Previously, cancer was thought to start with one "renegade cell" and spread, in part, through a combination of cell-autonomous genetic interactions: mutations in oncogenes, which have the potential to cause cancer, and the failure of tumor suppressor genes to control them.
However, in recent years, the availability of advanced genomics sequencing has revealed a more complex picture of cancer growth. Specifically, the interaction between cells in a tumor population appears to be more relevant than previously understood, as tumors have been shown to be more heterogeneous in their cellular makeup than once thought.
The research team on the PNAS study, which involved collaborations with the Catalan Institute of Oncology-IDIBELL and University of Barcelona (Victor Moreno's lab) and the University of Milan-Bicocca (Marco Antoniotti and Giancarlo Mauri's lab), sought to capture these interactions through a model that would create a cellular picture of the spread of colorectal cancer.
To do so, they developed a modeling system, Pipeline for Cancer Inference, or PiCnIc, that employs gene sequencing data to make predictions about causality: what are the conditions that will "cause" tumors to grow?

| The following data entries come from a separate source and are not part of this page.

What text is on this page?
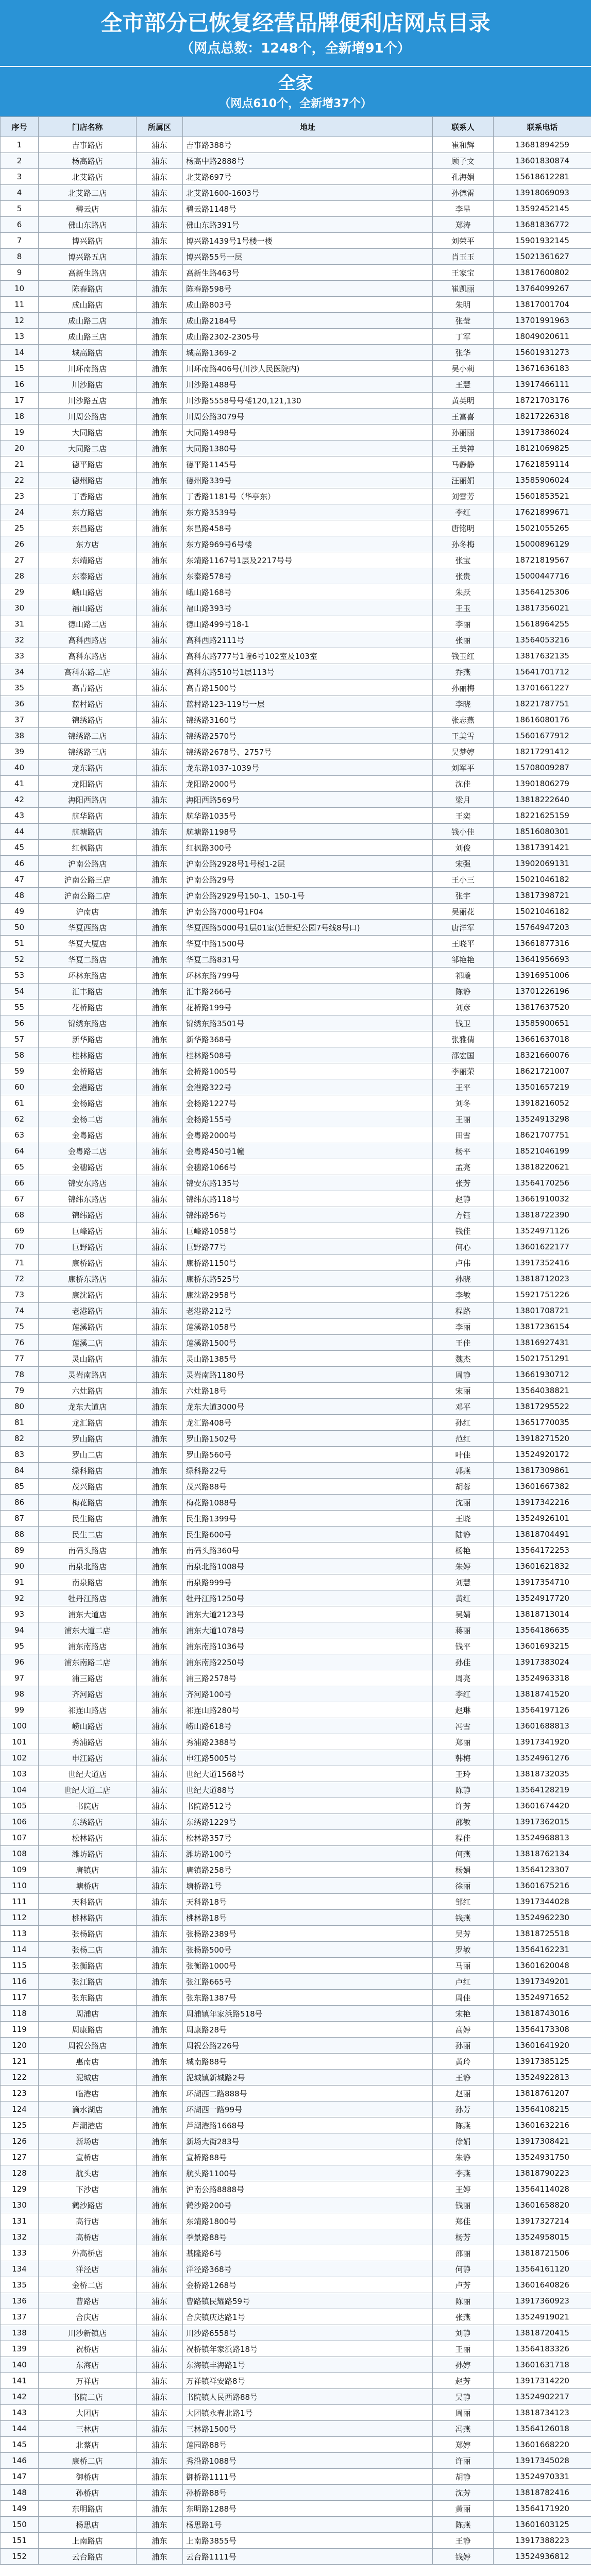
全市部分已恢复经营品牌便利店网点目录
（网点总数：1248个，全新增91个）
全家
（网点610个，全新增37个）
序号	门店名称	所属区	地址	联系人	联系电话
1	吉事路店	浦东	吉事路388号	崔和辉	13681894259
2	杨高路店	浦东	杨高中路2888号	顾子文	13601830874
3	北艾路店	浦东	北艾路697号	孔海娟	15618612281
4	北艾路二店	浦东	北艾路1600-1603号	孙德雷	13918069093
5	碧云店	浦东	碧云路1148号	李星	13592452145
6	佛山东路店	浦东	佛山东路391号	郑涛	13681836772
7	博兴路店	浦东	博兴路1439号1号楼一楼	刘荣平	15901932145
8	博兴路五店	浦东	博兴路55号一层	肖玉玉	15021361627
9	高新生路店	浦东	高新生路463号	王家宝	13817600802
10	陈春路店	浦东	陈春路598号	崔凯丽	13764099267
11	成山路店	浦东	成山路803号	朱明	13817001704
12	成山路二店	浦东	成山路2184号	张莹	13701991963
13	成山路三店	浦东	成山路2302-2305号	丁军	18049020611
14	城高路店	浦东	城高路1369-2	张华	15601931273
15	川环南路店	浦东	川环南路406号(川沙人民医院内)	吴小莉	13671636183
16	川沙路店	浦东	川沙路1488号	王慧	13917466111
17	川沙路五店	浦东	川沙路5558号号楼120,121,130	黄英明	18721703176
18	川周公路店	浦东	川周公路3079号	王富喜	18217226318
19	大同路店	浦东	大同路1498号	孙丽丽	13917386024
20	大同路二店	浦东	大同路1380号	王美神	18121069825
21	德平路店	浦东	德平路1145号	马静静	17621859114
22	德州路店	浦东	德州路339号	汪丽娟	13585906024
23	丁香路店	浦东	丁香路1181号（华亭东）	刘雪芳	15601853521
24	东方路店	浦东	东方路3539号	李红	17621899671
25	东昌路店	浦东	东昌路458号	唐铭明	15021055265
26	东方店	浦东	东方路969号6号楼	孙冬梅	15000896129
27	东靖路店	浦东	东靖路1167号1层及2217号号	张宝	18721819567
28	东泰路店	浦东	东泰路578号	张贵	15000447716
29	峨山路店	浦东	峨山路168号	朱跃	13564125306
30	福山路店	浦东	福山路393号	王玉	13817356021
31	德山路二店	浦东	德山路499号18-1	李丽	15618964255
32	高科西路店	浦东	高科西路2111号	张丽	13564053216
33	高科东路店	浦东	高科东路777号1幢6号102室及103室	钱玉红	13817632135
34	高科东路二店	浦东	高科东路510号1层113号	乔燕	15641701712
35	高青路店	浦东	高青路1500号	孙丽梅	13701661227
36	蓝村路店	浦东	蓝村路123-119号一层	李晓	18221787751
37	锦绣路店	浦东	锦绣路3160号	张志燕	18616080176
38	锦绣路二店	浦东	锦绣路2570号	王美雪	15601677912
39	锦绣路三店	浦东	锦绣路2678号、2757号	吴梦婷	18217291412
40	龙东路店	浦东	龙东路1037-1039号	刘军平	15708009287
41	龙阳路店	浦东	龙阳路2000号	沈佳	13901806279
42	海阳西路店	浦东	海阳西路569号	梁月	13818222640
43	航华路店	浦东	航华路1035号	王奕	18221625159
44	航塘路店	浦东	航塘路1198号	钱小佳	18516080301
45	红枫路店	浦东	红枫路300号	刘俊	13817391421
46	沪南公路店	浦东	沪南公路2928号1号楼1-2层	宋强	13902069131
47	沪南公路三店	浦东	沪南公路29号	王小三	15021046182
48	沪南公路二店	浦东	沪南公路2929号150-1、150-1号	张宇	13817398721
49	沪南店	浦东	沪南公路7000号1F04	吴丽花	15021046182
50	华夏西路店	浦东	华夏西路5000号1层01室(近世纪公园7号线8号口)	唐洋军	15764947203
51	华夏大厦店	浦东	华夏中路1500号	王晓平	13661877316
52	华夏二路店	浦东	华夏二路831号	邹艳艳	13641956693
53	环林东路店	浦东	环林东路799号	祁曦	13916951006
54	汇丰路店	浦东	汇丰路266号	陈静	13701226196
55	花桥路店	浦东	花桥路199号	刘彦	13817637520
56	锦绣东路店	浦东	锦绣东路3501号	钱卫	13585900651
57	新华路店	浦东	新华路368号	张雅倩	13661637018
58	桂林路店	浦东	桂林路508号	邵宏国	18321660076
59	金桥路店	浦东	金桥路1005号	李丽荣	18621721007
60	金港路店	浦东	金港路322号	王平	13501657219
61	金杨路店	浦东	金杨路1227号	刘冬	13918216052
62	金杨二店	浦东	金杨路155号	王丽	13524913298
63	金粤路店	浦东	金粤路2000号	田雪	18621707751
64	金粤路二店	浦东	金粤路450号1幢	杨平	18521046199
65	金穗路店	浦东	金穗路1066号	孟亮	13818220621
66	锦安东路店	浦东	锦安东路135号	张芳	13564170256
67	锦纬东路店	浦东	锦纬东路118号	赵静	13661910032
68	锦纬路店	浦东	锦纬路56号	方钰	13818722390
69	巨峰路店	浦东	巨峰路1058号	钱佳	13524971126
70	巨野路店	浦东	巨野路77号	何心	13601622177
71	康桥路店	浦东	康桥路1150号	卢伟	13917352416
72	康桥东路店	浦东	康桥东路525号	孙晓	13818712023
73	康沈路店	浦东	康沈路2958号	李敏	15921751226
74	老港路店	浦东	老港路212号	程路	13801708721
75	莲溪路店	浦东	莲溪路1058号	李丽	13817236154
76	莲溪二店	浦东	莲溪路1500号	王佳	13816927431
77	灵山路店	浦东	灵山路1385号	魏杰	15021751291
78	灵岩南路店	浦东	灵岩南路1180号	周静	13661930712
79	六灶路店	浦东	六灶路18号	宋丽	13564038821
80	龙东大道店	浦东	龙东大道3000号	邓平	13817295522
81	龙汇路店	浦东	龙汇路408号	孙红	13651770035
82	罗山路店	浦东	罗山路1502号	范红	13918271520
83	罗山二店	浦东	罗山路560号	叶佳	13524920172
84	绿科路店	浦东	绿科路22号	郭燕	13817309861
85	茂兴路店	浦东	茂兴路88号	胡蓉	13601667382
86	梅花路店	浦东	梅花路1088号	沈丽	13917342216
87	民生路店	浦东	民生路1399号	王晓	13524926101
88	民生二店	浦东	民生路600号	陆静	13818704491
89	南码头路店	浦东	南码头路360号	杨艳	13564172253
90	南泉北路店	浦东	南泉北路1008号	朱婷	13601621832
91	南泉路店	浦东	南泉路999号	刘慧	13917354710
92	牡丹江路店	浦东	牡丹江路1250号	黄红	13524917720
93	浦东大道店	浦东	浦东大道2123号	吴婧	13818713014
94	浦东大道二店	浦东	浦东大道1078号	蒋丽	13564186635
95	浦东南路店	浦东	浦东南路1036号	钱平	13601693215
96	浦东南路二店	浦东	浦东南路2250号	孙佳	13917383024
97	浦三路店	浦东	浦三路2578号	周亮	13524963318
98	齐河路店	浦东	齐河路100号	李红	13818741520
99	祁连山路店	浦东	祁连山路280号	赵琳	13564197126
100	崂山路店	浦东	崂山路618号	冯雪	13601688813
101	秀浦路店	浦东	秀浦路2388号	郑丽	13917341920
102	申江路店	浦东	申江路5005号	韩梅	13524961276
103	世纪大道店	浦东	世纪大道1568号	王玲	13818732035
104	世纪大道二店	浦东	世纪大道88号	陈静	13564128219
105	书院店	浦东	书院路512号	许芳	13601674420
106	东绣路店	浦东	东绣路1229号	邵敏	13917362015
107	松林路店	浦东	松林路357号	程佳	13524968813
108	潍坊路店	浦东	潍坊路100号	何燕	13818762134
109	唐镇店	浦东	唐镇路258号	杨娟	13564123307
110	塘桥店	浦东	塘桥路1号	徐丽	13601675216
111	天科路店	浦东	天科路18号	邹红	13917344028
112	桃林路店	浦东	桃林路18号	钱燕	13524962230
113	张杨路店	浦东	张杨路2389号	吴芳	13818725518
114	张杨二店	浦东	张杨路500号	罗敏	13564162231
115	张衡路店	浦东	张衡路1000号	马丽	13601620048
116	张江路店	浦东	张江路665号	卢红	13917349201
117	张东路店	浦东	张东路1387号	周佳	13524971652
118	周浦店	浦东	周浦镇年家浜路518号	宋艳	13818743016
119	周康路店	浦东	周康路28号	高婷	13564173308
120	周祝公路店	浦东	周祝公路226号	孙丽	13601641920
121	惠南店	浦东	城南路88号	黄玲	13917385125
122	泥城店	浦东	泥城镇新城路2号	王静	13524922813
123	临港店	浦东	环湖西二路888号	赵丽	13818761207
124	滴水湖店	浦东	环湖西一路99号	孙芳	13564108215
125	芦潮港店	浦东	芦潮港路1668号	陈燕	13601632216
126	新场店	浦东	新场大街283号	徐娟	13917308421
127	宣桥店	浦东	宣桥路88号	朱静	13524931750
128	航头店	浦东	航头路1100号	李燕	13818790223
129	下沙店	浦东	沪南公路8888号	王婷	13564114028
130	鹤沙路店	浦东	鹤沙路200号	钱丽	13601658820
131	高行店	浦东	东靖路1800号	郑佳	13917327214
132	高桥店	浦东	季景路88号	杨芳	13524958015
133	外高桥店	浦东	基隆路6号	邵丽	13818721506
134	洋泾店	浦东	洋泾路368号	何静	13564161120
135	金桥二店	浦东	金桥路1268号	卢芳	13601640826
136	曹路店	浦东	曹路镇民耀路59号	陈丽	13917360923
137	合庆店	浦东	合庆镇庆达路1号	张燕	13524919021
138	川沙新镇店	浦东	川沙路6558号	刘静	13818720415
139	祝桥店	浦东	祝桥镇年家浜路18号	王丽	13564183326
140	东海店	浦东	东海镇丰海路1号	孙婷	13601631718
141	万祥店	浦东	万祥镇祥安路8号	赵芳	13917314220
142	书院二店	浦东	书院镇人民西路88号	吴静	13524902217
143	大团店	浦东	大团镇永春北路1号	周丽	13818734123
144	三林店	浦东	三林路1500号	冯燕	13564126018
145	北蔡店	浦东	莲园路88号	郑婷	13601668220
146	康桥二店	浦东	秀沿路1088号	许丽	13917345028
147	御桥店	浦东	御桥路1111号	胡静	13524970331
148	孙桥店	浦东	孙桥路88号	沈芳	13818782416
149	东明路店	浦东	东明路1288号	黄丽	13564171920
150	杨思店	浦东	杨思路1号	陈燕	13601603125
151	上南路店	浦东	上南路3855号	王静	13917388223
152	云台路店	浦东	云台路1111号	钱婷	13524936812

PiCnIC, in particular, takes into account the function of "driver" mutations that spur cancer progression as well as other phenomena, such as how one driver mutation relates to another driver over time.
To test the viability of their model, the researchers compared its predictions with existing knowledge on the nature of the growth of colorectal cancer. Their results showed that PiCnIC was effectively able to capture what current medical research knows about the growth of the disease: its forecast closely tracked what has been scientifically documented.
Mishra's lab at NYU aims to combine these results with its work on other technologies and phenomena related to cancer and therapy design: improved studies using single molecules or cancer image analysis, as shown, for example, in a recent PLoS One paper on how oxygen deficiencies vary over a tumor.